ヴァンパイアについていうなら、ホラー映画という性格もあるし、基本的にはロマンティックなストーリーで、特に思春期の女のコが興味を持つような、恋愛やセクシュアルな示唆に溢れた内容で作られていますから、彼女たちが夢中になるのは無理のないことですね。
ロジャー・ガルシア氏プロフィール
香港国際映画祭 エグゼクティブ・ディレクター
2010年9月より香港国際映画祭事務局(正式名称は Hong Kong International Film Festival Society)で、香港国際映画祭 (HKIFF), エイジアン・フィルム・アウォーズ (AFA), 香港=アジア・フィルム・ファイナンシング・フォーラム (HAF)の運営責任者として辣腕を振るっている。

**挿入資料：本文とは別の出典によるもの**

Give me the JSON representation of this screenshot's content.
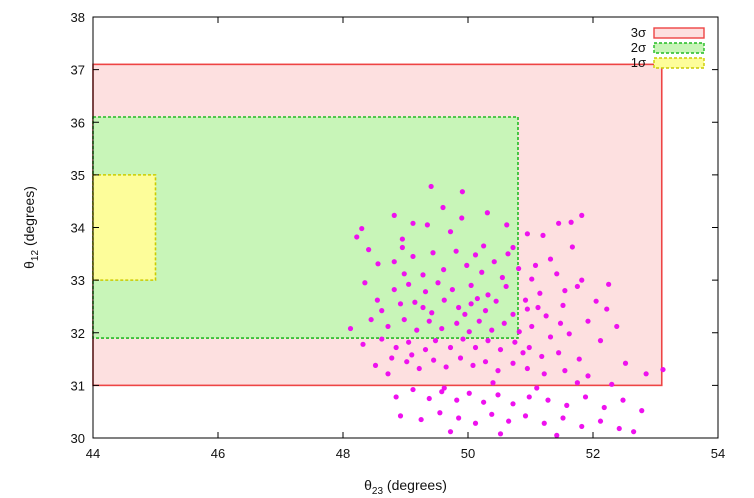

香港生まれだが、英国のボーディング・スクールで育ち、リーズ大学で映画について学び、卒業後、二十代の 半ばで香港国際映画祭の立ち上げに尽力。その後渡米し、自身もプロデューサーとしてインディーズ、及び、ハリウッドで映画制作に携わり、世界各地の映画祭でアジア映画上映のプログラミングに関与してきた。カリフォルニア州のバークレーに自宅があるが、現在は香港ベース。美味しいものが大好きで、料理が得意 という一面も。